Read the poem independently and annotate.

Annotation Choices:

1.  Use the attached TPCASTT organizer and fill in each box.

2.  Complete the following questions on a document or lined paper:

  • Who is the speaker? What is going on?  
  • Reread the title—why is it important   Is “Eviction” or “The 1st” a better title? 
  • What conflict is presented between the first stanza and the last stanza?  How does the mood change? What does the situation appear to be in the first stanza?  
  • Summarize the story being told in the first stanza.  Who? What? When? Where? Why?
  • What do you notice about the punctuation?  The capitalization (check out the letter i…)?  What does this tell you about what the poet is trying to say?  
  • What is the effect of the repetition in the last two lines?  What has been emptied? What does the word “emptied” mean?
  • What has probably happened between the first stanza and the second?  What has changed about the speaker in the second stanza?

Final Assessment

Written Assessment: 

How do Anna Quindlen and Lucille Clifton use language to convince the reader that their arguments have value?

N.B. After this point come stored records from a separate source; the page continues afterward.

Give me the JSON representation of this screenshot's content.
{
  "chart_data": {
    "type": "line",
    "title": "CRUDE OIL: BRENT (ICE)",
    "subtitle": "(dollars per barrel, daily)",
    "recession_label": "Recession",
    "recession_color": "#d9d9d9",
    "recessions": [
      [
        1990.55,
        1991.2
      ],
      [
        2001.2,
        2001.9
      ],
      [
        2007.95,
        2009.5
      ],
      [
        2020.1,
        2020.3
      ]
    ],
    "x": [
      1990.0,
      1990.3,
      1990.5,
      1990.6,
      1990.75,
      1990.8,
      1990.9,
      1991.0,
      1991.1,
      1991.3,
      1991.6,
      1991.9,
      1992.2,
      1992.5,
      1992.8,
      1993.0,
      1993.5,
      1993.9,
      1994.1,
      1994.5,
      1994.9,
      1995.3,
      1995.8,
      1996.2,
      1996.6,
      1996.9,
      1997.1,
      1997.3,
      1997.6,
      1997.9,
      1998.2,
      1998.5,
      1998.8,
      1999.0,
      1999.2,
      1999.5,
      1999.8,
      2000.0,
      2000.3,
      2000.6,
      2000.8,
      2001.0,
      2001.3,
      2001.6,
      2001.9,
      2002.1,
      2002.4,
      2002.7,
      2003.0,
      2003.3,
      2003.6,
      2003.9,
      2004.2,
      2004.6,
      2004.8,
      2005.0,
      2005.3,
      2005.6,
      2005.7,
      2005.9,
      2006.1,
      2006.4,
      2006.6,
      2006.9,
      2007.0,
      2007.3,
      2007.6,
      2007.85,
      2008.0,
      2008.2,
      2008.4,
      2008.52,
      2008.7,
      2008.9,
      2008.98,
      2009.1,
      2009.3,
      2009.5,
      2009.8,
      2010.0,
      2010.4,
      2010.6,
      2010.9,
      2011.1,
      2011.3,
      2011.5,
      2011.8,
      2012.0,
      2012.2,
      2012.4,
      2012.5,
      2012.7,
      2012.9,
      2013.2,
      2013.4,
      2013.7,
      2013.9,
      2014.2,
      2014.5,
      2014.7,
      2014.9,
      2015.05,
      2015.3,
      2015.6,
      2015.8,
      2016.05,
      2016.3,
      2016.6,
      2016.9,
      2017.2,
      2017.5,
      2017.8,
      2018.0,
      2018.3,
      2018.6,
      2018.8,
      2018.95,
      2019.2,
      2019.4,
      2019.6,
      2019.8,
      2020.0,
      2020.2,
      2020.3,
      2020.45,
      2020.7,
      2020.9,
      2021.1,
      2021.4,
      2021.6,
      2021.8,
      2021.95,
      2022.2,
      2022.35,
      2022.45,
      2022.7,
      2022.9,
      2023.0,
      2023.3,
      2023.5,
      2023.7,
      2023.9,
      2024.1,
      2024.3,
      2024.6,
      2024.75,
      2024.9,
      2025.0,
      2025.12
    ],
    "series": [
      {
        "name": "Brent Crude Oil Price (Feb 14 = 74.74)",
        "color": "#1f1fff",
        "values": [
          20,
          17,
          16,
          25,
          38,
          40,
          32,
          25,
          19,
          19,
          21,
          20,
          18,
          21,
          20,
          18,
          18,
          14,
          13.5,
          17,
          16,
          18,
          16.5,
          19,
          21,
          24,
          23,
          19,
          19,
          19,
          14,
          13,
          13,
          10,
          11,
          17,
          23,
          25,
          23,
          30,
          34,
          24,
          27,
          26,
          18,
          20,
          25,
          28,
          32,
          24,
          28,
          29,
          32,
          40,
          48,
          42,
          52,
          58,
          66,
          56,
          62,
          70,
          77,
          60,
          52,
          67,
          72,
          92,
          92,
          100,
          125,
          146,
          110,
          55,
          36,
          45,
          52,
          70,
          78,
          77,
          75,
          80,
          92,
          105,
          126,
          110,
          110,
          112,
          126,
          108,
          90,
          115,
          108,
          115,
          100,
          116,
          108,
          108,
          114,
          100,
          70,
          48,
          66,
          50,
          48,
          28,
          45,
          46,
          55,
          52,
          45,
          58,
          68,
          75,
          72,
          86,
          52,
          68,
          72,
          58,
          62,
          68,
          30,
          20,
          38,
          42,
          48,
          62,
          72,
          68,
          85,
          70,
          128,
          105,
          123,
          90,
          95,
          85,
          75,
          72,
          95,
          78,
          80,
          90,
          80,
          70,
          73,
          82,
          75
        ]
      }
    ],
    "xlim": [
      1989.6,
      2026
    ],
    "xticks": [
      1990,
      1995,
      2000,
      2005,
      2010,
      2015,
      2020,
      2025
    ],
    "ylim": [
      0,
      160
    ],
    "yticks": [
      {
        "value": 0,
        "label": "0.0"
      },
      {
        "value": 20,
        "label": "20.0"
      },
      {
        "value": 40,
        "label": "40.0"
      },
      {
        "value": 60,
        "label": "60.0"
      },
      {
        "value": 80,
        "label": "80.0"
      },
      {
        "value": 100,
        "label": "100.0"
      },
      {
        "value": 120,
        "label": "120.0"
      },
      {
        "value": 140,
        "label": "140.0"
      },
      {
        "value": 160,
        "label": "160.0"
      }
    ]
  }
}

Teacher discretion on rubric requirements. 

Independently (unless you are pulled into a small group with the teacher) answer the following question:

How do Anna Quindlen and Lucille Clifton use language to convince the reader that their arguments have value?

Things to consider:

  • author's word choices/phrases
  • author's message or theme
  • what was each author arguing for or against? What was the point of view or opinion?
  • what does it mean to be homeless?

Answer on a document or on lined paper.